STAFF PICS: IMAGINED FORMS, features the work of Christina Martinelli, Cory Siegler, Leslie Lasiter and Laura Byrne. These four artists all represent unique approaches to contemporary image making techniques, incorporating abstraction, mixed media and the iconography of language. The exhibition includes works that appear to be systematically produced. As if in reference to a key, guide or a specific methodology, the underlying structural elements of these artworks are ultimately decipherable through intuition and their relationships to visual culture. This exhibition includes works on paper, painting, fiber arts, as well as independently published art books and prints plus new Riso prints made in collaboration with Endless Editions.
CHRISTINA MARTINELLI creates fictional sculptures out of a love and appreciation for sculpture, using color and repetition to form an image in space. Like most fantasies there is no realistic three-dimensional direct export into the physical world.

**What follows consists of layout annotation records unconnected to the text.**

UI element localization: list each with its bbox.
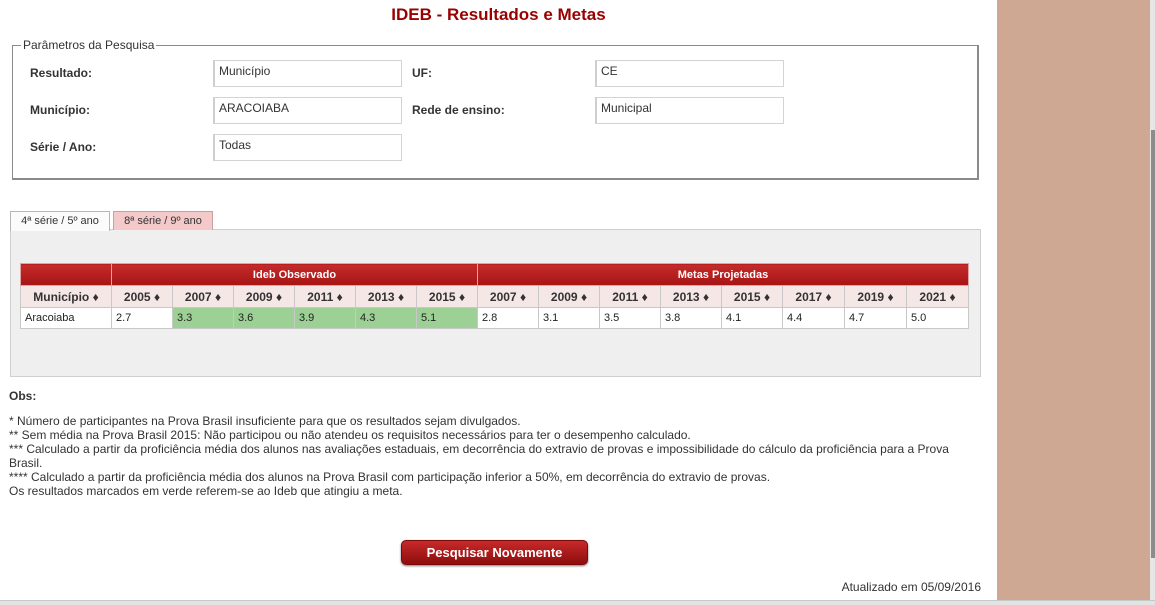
col-header-observado-2007[interactable]: 2007 ♦ — [172, 285, 234, 308]
col-header-meta-2017[interactable]: 2017 ♦ — [782, 285, 845, 308]
serie-field[interactable]: Todas — [213, 134, 402, 161]
sort-icon: ♦ — [887, 289, 894, 304]
serie-label: Série / Ano: — [30, 140, 97, 154]
uf-label: UF: — [412, 66, 432, 80]
col-header-label: 2011 — [307, 289, 334, 304]
sort-icon: ♦ — [825, 289, 832, 304]
sort-icon: ♦ — [336, 289, 343, 304]
col-header-label: 2011 — [612, 289, 639, 304]
col-header-meta-2009[interactable]: 2009 ♦ — [538, 285, 600, 308]
col-header-label: 2007 — [184, 289, 212, 304]
col-header-meta-2007[interactable]: 2007 ♦ — [477, 285, 539, 308]
sort-icon: ♦ — [214, 289, 222, 304]
cell-observado-2005: 2.7 — [111, 307, 173, 329]
updated-date: Atualizado em 05/09/2016 — [841, 580, 981, 594]
obs-note: *** Calculado a partir da proficiência m… — [9, 442, 949, 470]
col-header-observado-2009[interactable]: 2009 ♦ — [233, 285, 295, 308]
col-header-observado-2013[interactable]: 2013 ♦ — [355, 285, 417, 308]
municipio-field[interactable]: ARACOIABA — [213, 97, 402, 124]
col-header-label: 2019 — [857, 289, 885, 304]
cell-meta-2015: 4.1 — [721, 307, 783, 329]
col-header-label: Município — [33, 289, 90, 304]
obs-note: * Número de participantes na Prova Brasi… — [9, 414, 521, 428]
bottom-status-bar — [0, 600, 1155, 605]
tab-4a-serie[interactable]: 4ª série / 5º ano — [10, 211, 110, 231]
col-header-meta-2011[interactable]: 2011 ♦ — [599, 285, 661, 308]
col-header-label: 2017 — [795, 289, 823, 304]
cell-municipio: Aracoiaba — [20, 307, 112, 329]
table-group-header-row: Ideb Observado Metas Projetadas — [20, 263, 969, 286]
col-header-meta-2015[interactable]: 2015 ♦ — [721, 285, 783, 308]
cell-observado-2007: 3.3 — [172, 307, 234, 329]
cell-observado-2011: 3.9 — [294, 307, 356, 329]
metas-projetadas-header: Metas Projetadas — [477, 263, 969, 286]
search-parameters-legend: Parâmetros da Pesquisa — [23, 38, 155, 52]
cell-meta-2007: 2.8 — [477, 307, 539, 329]
side-panel — [997, 0, 1152, 600]
obs-note: **** Calculado a partir da proficiência … — [9, 470, 771, 484]
scrollbar-thumb[interactable] — [1151, 130, 1155, 558]
col-header-label: 2007 — [489, 289, 517, 304]
cell-meta-2017: 4.4 — [782, 307, 845, 329]
sort-icon: ♦ — [275, 289, 283, 304]
sort-icon: ♦ — [641, 289, 648, 304]
col-header-meta-2013[interactable]: 2013 ♦ — [660, 285, 722, 308]
sort-icon: ♦ — [519, 289, 527, 304]
cell-meta-2011: 3.5 — [599, 307, 661, 329]
col-header-label: 2021 — [919, 289, 947, 304]
table-row: Aracoiaba 2.7 3.3 3.6 3.9 4.3 5.1 2.8 3.1 3.5 3.8… — [20, 307, 969, 329]
col-header-label: 2015 — [733, 289, 761, 304]
obs-note: ** Sem média na Prova Brasil 2015: Não p… — [9, 428, 691, 442]
sort-icon: ♦ — [458, 289, 466, 304]
page-content: IDEB - Resultados e Metas Parâmetros da … — [0, 0, 997, 600]
col-header-label: 2009 — [550, 289, 578, 304]
cell-meta-2019: 4.7 — [844, 307, 907, 329]
col-header-observado-2011[interactable]: 2011 ♦ — [294, 285, 356, 308]
col-header-meta-2021[interactable]: 2021 ♦ — [906, 285, 969, 308]
rede-field[interactable]: Municipal — [595, 97, 784, 124]
obs-note: Os resultados marcados em verde referem-… — [9, 484, 403, 498]
rede-label: Rede de ensino: — [412, 103, 505, 117]
obs-title: Obs: — [9, 389, 37, 403]
resultado-field[interactable]: Município — [213, 60, 402, 87]
table-column-header-row: Município ♦ 2005 ♦ 2007 ♦ 2009 ♦ 2011 ♦ 2013… — [20, 285, 969, 308]
resultado-label: Resultado: — [30, 66, 93, 80]
sort-icon: ♦ — [153, 289, 161, 304]
tab-8a-serie[interactable]: 8ª série / 9º ano — [113, 211, 213, 230]
ideb-observado-header: Ideb Observado — [111, 263, 478, 286]
cell-observado-2015: 5.1 — [416, 307, 478, 329]
uf-field[interactable]: CE — [595, 60, 784, 87]
col-header-label: 2005 — [123, 289, 151, 304]
col-header-meta-2019[interactable]: 2019 ♦ — [844, 285, 907, 308]
col-header-observado-2005[interactable]: 2005 ♦ — [111, 285, 173, 308]
ideb-results-table: Ideb Observado Metas Projetadas Municípi… — [20, 263, 969, 329]
col-header-observado-2015[interactable]: 2015 ♦ — [416, 285, 478, 308]
obs-notes: * Número de participantes na Prova Brasi… — [9, 414, 984, 498]
col-header-label: 2015 — [428, 289, 456, 304]
sort-icon: ♦ — [949, 289, 956, 304]
cell-observado-2009: 3.6 — [233, 307, 295, 329]
cell-meta-2021: 5.0 — [906, 307, 969, 329]
municipio-label: Município: — [30, 103, 90, 117]
sort-icon: ♦ — [763, 289, 771, 304]
cell-meta-2009: 3.1 — [538, 307, 600, 329]
sort-icon: ♦ — [580, 289, 588, 304]
col-header-label: 2009 — [245, 289, 273, 304]
col-header-label: 2013 — [367, 289, 395, 304]
sort-icon: ♦ — [702, 289, 710, 304]
page-title: IDEB - Resultados e Metas — [391, 5, 606, 24]
cell-meta-2013: 3.8 — [660, 307, 722, 329]
empty-group-cell — [20, 263, 112, 286]
col-header-label: 2013 — [672, 289, 700, 304]
sort-icon: ♦ — [92, 289, 99, 304]
sort-icon: ♦ — [397, 289, 405, 304]
col-header-municipio[interactable]: Município ♦ — [20, 285, 112, 308]
cell-observado-2013: 4.3 — [355, 307, 417, 329]
search-again-button[interactable]: Pesquisar Novamente — [401, 540, 588, 565]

Instead they follow the rules which are written in their own making, warbling in their lines, edges, and refusing exactitude in rebellion from the exactitude which is required of us daily.
CORY SIEGLER’s work centers on the need for the tangible, the skill of human hands, and the subtle nuances and imperfections that they create. The compositions are built out of simple shapes that become more complex through the use of repetition and color. Patterns oscillate and change, and new shapes and relationships can be seen through spending time with the artworks.

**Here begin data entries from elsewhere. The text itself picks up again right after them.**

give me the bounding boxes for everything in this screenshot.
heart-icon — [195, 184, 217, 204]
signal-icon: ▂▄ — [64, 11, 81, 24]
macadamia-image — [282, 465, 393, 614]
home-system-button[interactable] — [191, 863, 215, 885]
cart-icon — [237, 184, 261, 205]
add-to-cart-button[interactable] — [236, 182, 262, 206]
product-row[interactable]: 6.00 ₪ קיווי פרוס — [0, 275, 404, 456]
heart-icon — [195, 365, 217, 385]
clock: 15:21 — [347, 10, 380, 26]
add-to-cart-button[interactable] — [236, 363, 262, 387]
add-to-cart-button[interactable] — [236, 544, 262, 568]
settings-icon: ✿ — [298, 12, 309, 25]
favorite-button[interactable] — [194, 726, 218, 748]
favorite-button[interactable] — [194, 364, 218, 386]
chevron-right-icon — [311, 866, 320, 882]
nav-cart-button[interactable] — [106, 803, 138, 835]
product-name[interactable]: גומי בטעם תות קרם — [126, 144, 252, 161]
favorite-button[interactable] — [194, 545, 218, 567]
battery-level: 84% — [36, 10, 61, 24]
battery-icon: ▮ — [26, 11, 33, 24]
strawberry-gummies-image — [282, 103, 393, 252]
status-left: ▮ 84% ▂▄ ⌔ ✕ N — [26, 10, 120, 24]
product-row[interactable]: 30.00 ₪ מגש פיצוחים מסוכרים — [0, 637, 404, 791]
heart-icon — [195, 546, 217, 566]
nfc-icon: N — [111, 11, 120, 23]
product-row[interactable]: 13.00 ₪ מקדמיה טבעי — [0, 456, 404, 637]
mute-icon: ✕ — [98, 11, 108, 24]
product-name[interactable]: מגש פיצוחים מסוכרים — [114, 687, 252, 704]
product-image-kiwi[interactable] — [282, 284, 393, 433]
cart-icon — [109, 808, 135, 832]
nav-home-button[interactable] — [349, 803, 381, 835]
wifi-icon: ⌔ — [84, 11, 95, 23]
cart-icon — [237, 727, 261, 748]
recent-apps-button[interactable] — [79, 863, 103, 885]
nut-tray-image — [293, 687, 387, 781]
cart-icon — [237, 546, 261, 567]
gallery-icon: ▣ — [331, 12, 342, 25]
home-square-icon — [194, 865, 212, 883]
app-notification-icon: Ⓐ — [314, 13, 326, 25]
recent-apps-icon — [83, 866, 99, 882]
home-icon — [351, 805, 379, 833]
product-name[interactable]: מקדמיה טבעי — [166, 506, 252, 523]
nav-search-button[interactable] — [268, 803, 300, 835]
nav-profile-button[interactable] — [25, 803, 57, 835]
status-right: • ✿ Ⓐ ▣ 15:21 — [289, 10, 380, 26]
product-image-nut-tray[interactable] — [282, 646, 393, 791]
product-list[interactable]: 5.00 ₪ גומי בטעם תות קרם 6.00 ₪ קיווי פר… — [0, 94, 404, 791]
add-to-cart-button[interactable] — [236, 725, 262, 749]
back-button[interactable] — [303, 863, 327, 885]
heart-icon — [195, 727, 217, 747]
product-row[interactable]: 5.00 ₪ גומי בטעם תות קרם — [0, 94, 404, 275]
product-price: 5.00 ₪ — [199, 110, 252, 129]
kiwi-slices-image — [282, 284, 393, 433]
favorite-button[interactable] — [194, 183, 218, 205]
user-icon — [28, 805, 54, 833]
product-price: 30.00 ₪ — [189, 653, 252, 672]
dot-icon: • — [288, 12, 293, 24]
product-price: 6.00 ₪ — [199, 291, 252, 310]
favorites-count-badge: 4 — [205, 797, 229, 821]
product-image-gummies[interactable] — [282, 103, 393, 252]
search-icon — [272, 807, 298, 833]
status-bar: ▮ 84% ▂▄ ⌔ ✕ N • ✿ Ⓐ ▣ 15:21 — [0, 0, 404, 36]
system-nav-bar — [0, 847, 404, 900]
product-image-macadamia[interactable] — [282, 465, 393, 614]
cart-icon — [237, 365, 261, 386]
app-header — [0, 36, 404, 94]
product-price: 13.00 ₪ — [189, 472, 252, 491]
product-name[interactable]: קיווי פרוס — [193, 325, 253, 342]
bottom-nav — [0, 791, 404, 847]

LESLIE LASITER’s series of invented symbols (“glyphs”) appropriates characteristics of digital iconography for the page, exploring the relationship between computer-generated and hand-drawn visual communication. The work incorporates pre-internet modes of correspondence: ephemeral elements of mail art such as rubber stamping and perforated lines.
LAURA BYRNE's work trestles a line between nostalgia and autobiography. Found photography and personal images inform her most recent work. Experimental printing techniques and ideas of identity are at the centre of her practice, tangents arrive in the drawing process, and are ventured at length. The results are a pattern of identity, a labyrinth of inner workings, autobiographical in their nature, curious in their application and understanding.